Many office workers sit for hours, concentrating on getting work done and not taking a break to walk around. However, this sedentary practice can have its hazards. Prolonged sitting leads to multiple health issues, including:

  • Cramped or strained leg muscles
  • Swelling and blood clots in the lower legs
  • Fatigue in the back and neck muscles
  • Poor blood circulation
  • Spinal compression

In addition, the Mayo Clinic notes that there are additional health risks from too much sitting. These risks include:

  • Obesity
  • Increased blood pressure
  • Diabetes
  • Elevated cholesterol levels
  • Increased likelihood of cardiovascular disease and cancer

Different Methods of Adding Walking and Other Exercise to Your Workday

Even if you have multiple work and family responsibilities and feel you have no time to exercise during the workday, there are multiple ways to alleviate the physical stress that prolonged sitting puts on your body. These methods include:

  • Making sure to get up from your desk at least once an hour
  • Walking to a colleague’s desk or during brainstorming-style meetings
  • Standing and stretching as you’re talking on your office phone
  • Using a standing desk (or a sufficiently high countertop if you work from home)
  • Doing stretches that involve your arms, legs, neck and shoulders
  • Taking the long way to the kitchen or restroom (take advantage of any long hallways and stairs in your building)
  • Going for a lunchtime or after-work walk with coworkers

Benefits of Workplace Exercise

The American Heart Association (AHA) recommends that you walk at least 30 minutes a day, five times a week.

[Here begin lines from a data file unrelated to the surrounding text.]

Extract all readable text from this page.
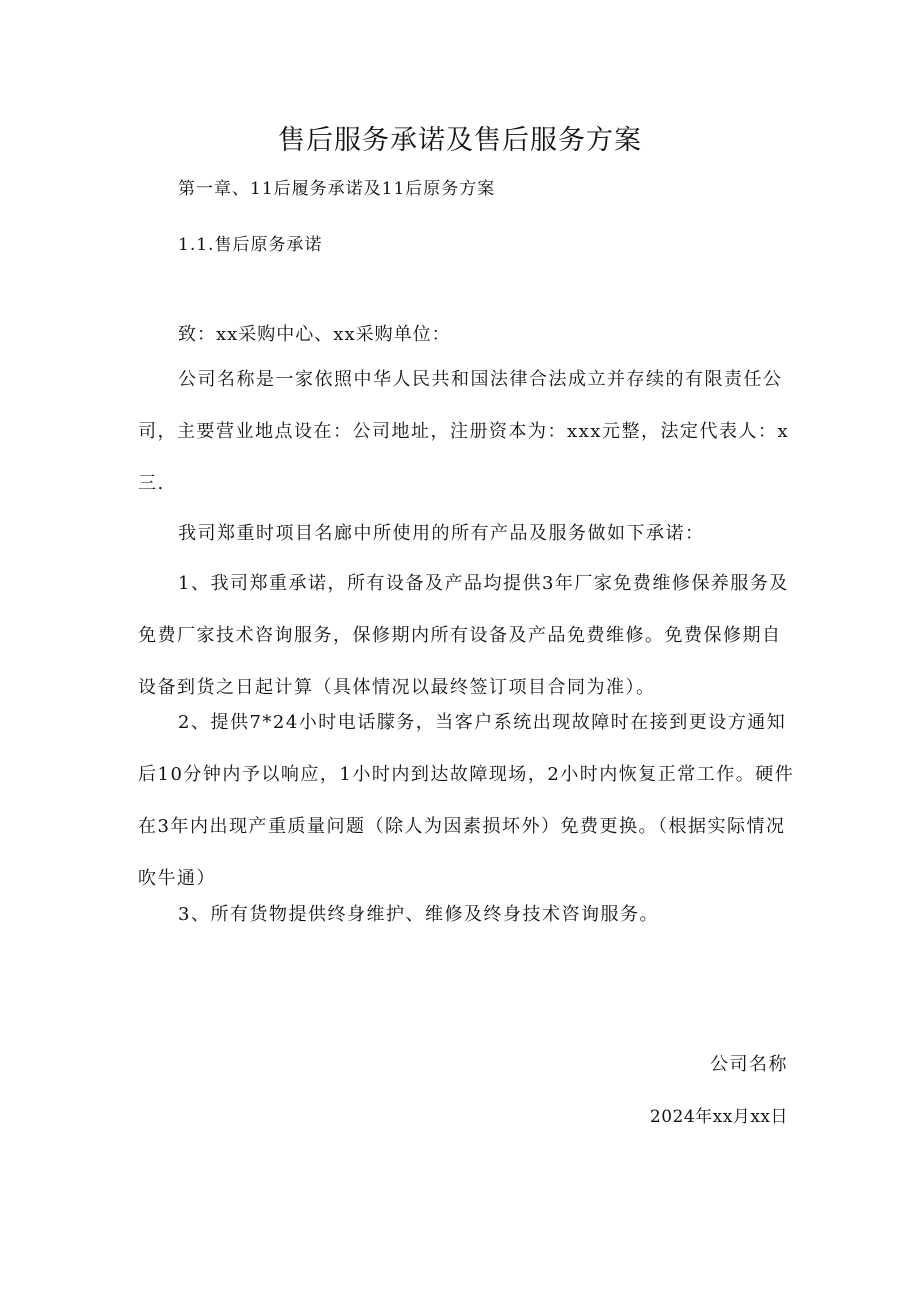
售后服务承诺及售后服务方案
第一章、11后履务承诺及11后原务方案
1.1.售后原务承诺
致：xx采购中心、xx采购单位：

公司名称是一家依照中华人民共和国法律合法成立并存续的有限责任公司，主要营业地点设在：公司地址，注册资本为：xxx元整，法定代表人：x三.

我司郑重时项目名廊中所使用的所有产品及服务做如下承诺：

1、我司郑重承诺，所有设备及产品均提供3年厂家免费维修保养服务及免费厂家技术咨询服务，保修期内所有设备及产品免费维修。免费保修期自设备到货之日起计算（具体情况以最终签订项目合同为准）。

2、提供7*24小时电话朦务，当客户系统出现故障时在接到更设方通知后10分钟内予以响应，1小时内到达故障现场，2小时内恢复正常工作。硬件在3年内出现产重质量问题（除人为因素损坏外）免费更换。（根据实际情况吹牛通）

3、所有货物提供终身维护、维修及终身技术咨询服务。

公司名称
2024年xx月xx日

If your schedule is packed, consider dividing that walking into 15 minutes in the morning or at lunchtime, then 15 minutes after work.

If you have high cholesterol or high blood pressure, the AHA suggests at least 40 minutes of moderate to vigorous aerobic activity, three or four times per week.

Getting regular exercise helps you sleep better, improves your circulation and overall health, reduces stress, and decreases strain on muscles and veins. Also, devoting work time to physical activity can even lead to higher productivity, according to a 2011 study by Swedish researchers.

Dr. Samer Koutoubi, Director of the Public Health program at American Public University says, “Lifestyle modification, including eating healthy, exercise and stress reduction, helps us to prevent and treat chronic diseases. Working out at work does not require sophisticated equipment. Taking the time to walk, stretching and taking the stairs are very effective in stress reduction, and you can integrate it in your daily work activities.”

With some creativity, there are ways to get walking or other forms of exercise into your workday. So get moving!